Likely its an argument to use parameterized queries which fix the SQL injection problem altogether. I'm not familiar with Ruby, but surely they support it in 2013?
They do, but what we're talking about here is an ORM, so there will always be machine generated SQL somewhere. Or do you believe that GP is suggesting that developers use parameterised SQL queries instead of an ORM?
The problem is that ORMs like ActiveRecord really are just domain specific languages for building queries. If these DSLs use inband are carelessly constructed (e.g. they use some form of inband signaling) you can do the injection attack against the actual ORM code and make it build queries the author of the code did not intend.
NB: what I'm about to write isn't specific to ActiveRecord, it's about SQL injection in general. So please, don't read this thinking I'm making specific claims about AR. I'm just responding to one part of the above claim.
Anyhow...
Parameterized queries do not "fix the SQL injection problem altogether". They solve the most common issue where someone is simply building up a full SQL statement and passing user inputs as part of the string (not as parameters). I call that "Class 1" SQL injection problem. You find this a lot in hand-rolled web apps (especially PHP apps since the legacy MySQL library hasn't been snipped out yet and most tutorials explicitly tell you to do this, even though PHP has long supported parametric SQL).

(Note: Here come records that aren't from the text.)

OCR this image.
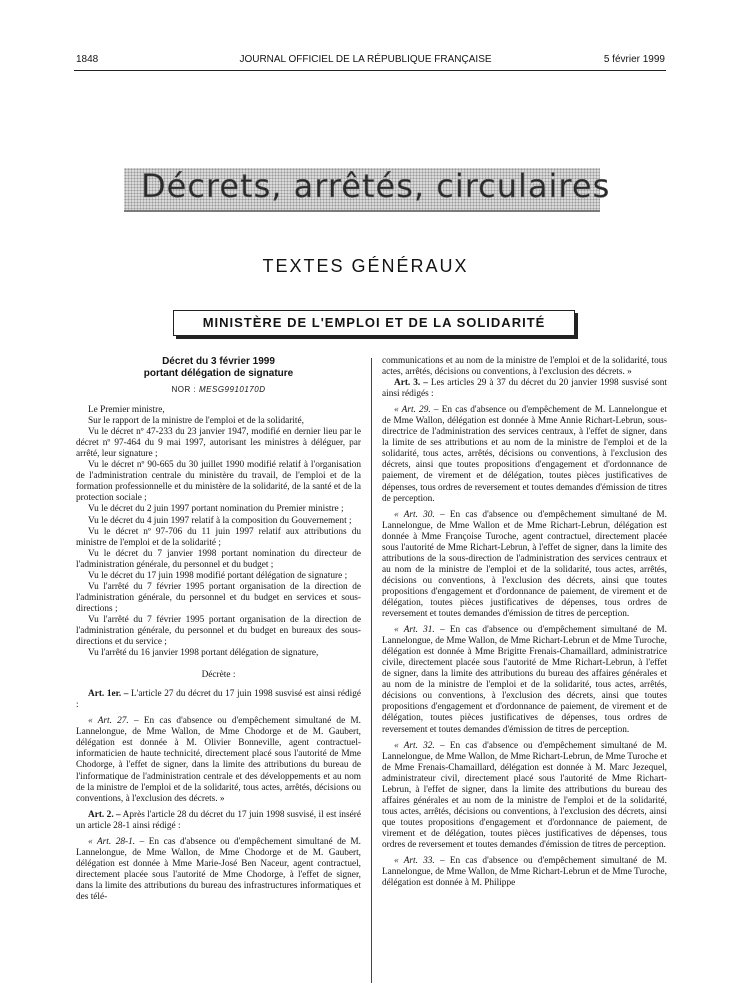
1848	JOURNAL OFFICIEL DE LA RÉPUBLIQUE FRANÇAISE	5 février 1999
Décrets, arrêtés, circulaires
TEXTES GÉNÉRAUX
MINISTÈRE DE L'EMPLOI ET DE LA SOLIDARITÉ
Décret du 3 février 1999
portant délégation de signature
NOR : MESG9910170D

Le Premier ministre,

Sur le rapport de la ministre de l'emploi et de la solidarité,

Vu le décret nº 47-233 du 23 janvier 1947, modifié en dernier lieu par le décret nº 97-464 du 9 mai 1997, autorisant les ministres à déléguer, par arrêté, leur signature ;

Vu le décret nº 90-665 du 30 juillet 1990 modifié relatif à l'organisation de l'administration centrale du ministère du travail, de l'emploi et de la formation professionnelle et du ministère de la solidarité, de la santé et de la protection sociale ;

Vu le décret du 2 juin 1997 portant nomination du Premier ministre ;

Vu le décret du 4 juin 1997 relatif à la composition du Gouvernement ;

Vu le décret nº 97-706 du 11 juin 1997 relatif aux attributions du ministre de l'emploi et de la solidarité ;

Vu le décret du 7 janvier 1998 portant nomination du directeur de l'administration générale, du personnel et du budget ;

Vu le décret du 17 juin 1998 modifié portant délégation de signature ;

Vu l'arrêté du 7 février 1995 portant organisation de la direction de l'administration générale, du personnel et du budget en services et sous-directions ;

Vu l'arrêté du 7 février 1995 portant organisation de la direction de l'administration générale, du personnel et du budget en bureaux des sous-directions et du service ;

Vu l'arrêté du 16 janvier 1998 portant délégation de signature,

Décrète :

Art. 1er. – L'article 27 du décret du 17 juin 1998 susvisé est ainsi rédigé :

« Art. 27. – En cas d'absence ou d'empêchement simultané de M. Lannelongue, de Mme Wallon, de Mme Chodorge et de M. Gaubert, délégation est donnée à M. Olivier Bonneville, agent contractuel-informaticien de haute technicité, directement placé sous l'autorité de Mme Chodorge, à l'effet de signer, dans la limite des attributions du bureau de l'informatique de l'administration centrale et des développements et au nom de la ministre de l'emploi et de la solidarité, tous actes, arrêtés, décisions ou conventions, à l'exclusion des décrets. »

Art. 2. – Après l'article 28 du décret du 17 juin 1998 susvisé, il est inséré un article 28-1 ainsi rédigé :

« Art. 28-1. – En cas d'absence ou d'empêchement simultané de M. Lannelongue, de Mme Wallon, de Mme Chodorge et de M. Gaubert, délégation est donnée à Mme Marie-José Ben Naceur, agent contractuel, directement placée sous l'autorité de Mme Chodorge, à l'effet de signer, dans la limite des attributions du bureau des infrastructures informatiques et des télé-

communications et au nom de la ministre de l'emploi et de la solidarité, tous actes, arrêtés, décisions ou conventions, à l'exclusion des décrets. »

Art. 3. – Les articles 29 à 37 du décret du 20 janvier 1998 susvisé sont ainsi rédigés :

« Art. 29. – En cas d'absence ou d'empêchement de M. Lannelongue et de Mme Wallon, délégation est donnée à Mme Annie Richart-Lebrun, sous-directrice de l'administration des services centraux, à l'effet de signer, dans la limite de ses attributions et au nom de la ministre de l'emploi et de la solidarité, tous actes, arrêtés, décisions ou conventions, à l'exclusion des décrets, ainsi que toutes propositions d'engagement et d'ordonnance de paiement, de virement et de délégation, toutes pièces justificatives de dépenses, tous ordres de reversement et toutes demandes d'émission de titres de perception.

« Art. 30. – En cas d'absence ou d'empêchement simultané de M. Lannelongue, de Mme Wallon et de Mme Richart-Lebrun, délégation est donnée à Mme Françoise Turoche, agent contractuel, directement placée sous l'autorité de Mme Richart-Lebrun, à l'effet de signer, dans la limite des attributions de la sous-direction de l'administration des services centraux et au nom de la ministre de l'emploi et de la solidarité, tous actes, arrêtés, décisions ou conventions, à l'exclusion des décrets, ainsi que toutes propositions d'engagement et d'ordonnance de paiement, de virement et de délégation, toutes pièces justificatives de dépenses, tous ordres de reversement et toutes demandes d'émission de titres de perception.

« Art. 31. – En cas d'absence ou d'empêchement simultané de M. Lannelongue, de Mme Wallon, de Mme Richart-Lebrun et de Mme Turoche, délégation est donnée à Mme Brigitte Frenais-Chamaillard, administratrice civile, directement placée sous l'autorité de Mme Richart-Lebrun, à l'effet de signer, dans la limite des attributions du bureau des affaires générales et au nom de la ministre de l'emploi et de la solidarité, tous actes, arrêtés, décisions ou conventions, à l'exclusion des décrets, ainsi que toutes propositions d'engagement et d'ordonnance de paiement, de virement et de délégation, toutes pièces justificatives de dépenses, tous ordres de reversement et toutes demandes d'émission de titres de perception.

« Art. 32. – En cas d'absence ou d'empêchement simultané de M. Lannelongue, de Mme Wallon, de Mme Richart-Lebrun, de Mme Turoche et de Mme Frenais-Chamaillard, délégation est donnée à M. Marc Jezequel, administrateur civil, directement placé sous l'autorité de Mme Richart-Lebrun, à l'effet de signer, dans la limite des attributions du bureau des affaires générales et au nom de la ministre de l'emploi et de la solidarité, tous actes, arrêtés, décisions ou conventions, à l'exclusion des décrets, ainsi que toutes propositions d'engagement et d'ordonnance de paiement, de virement et de délégation, toutes pièces justificatives de dépenses, tous ordres de reversement et toutes demandes d'émission de titres de perception.

« Art. 33. – En cas d'absence ou d'empêchement simultané de M. Lannelongue, de Mme Wallon, de Mme Richart-Lebrun et de Mme Turoche, délégation est donnée à M. Philippe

However, many DB access libraries and ORMs offer facilities that generally revolve around the desire to allow the client application to customize or optimize the generated SQL created by the library (or bypass the SQL generation but leverage the library managed connection state). The API typically just trusts that you know what you are doing, blindly accepts the SQL you give it and injects it into (or replaces) whatever it generated on its own. These are the source of what I call those Class 2 injection vulnerabilities. That is, SQL gets injected in what cannot otherwise be parameterized. These can be mitigated by running a sanity check on the full SQL before it goes to the server (for example, searching it for comment strings and raising and exception or returning an error if they are detected). They can also be detected by scanning your query logs for the same things. Also, this is typically caused by a bug in your code, not the library, since it was trusting you to give it clean SQL.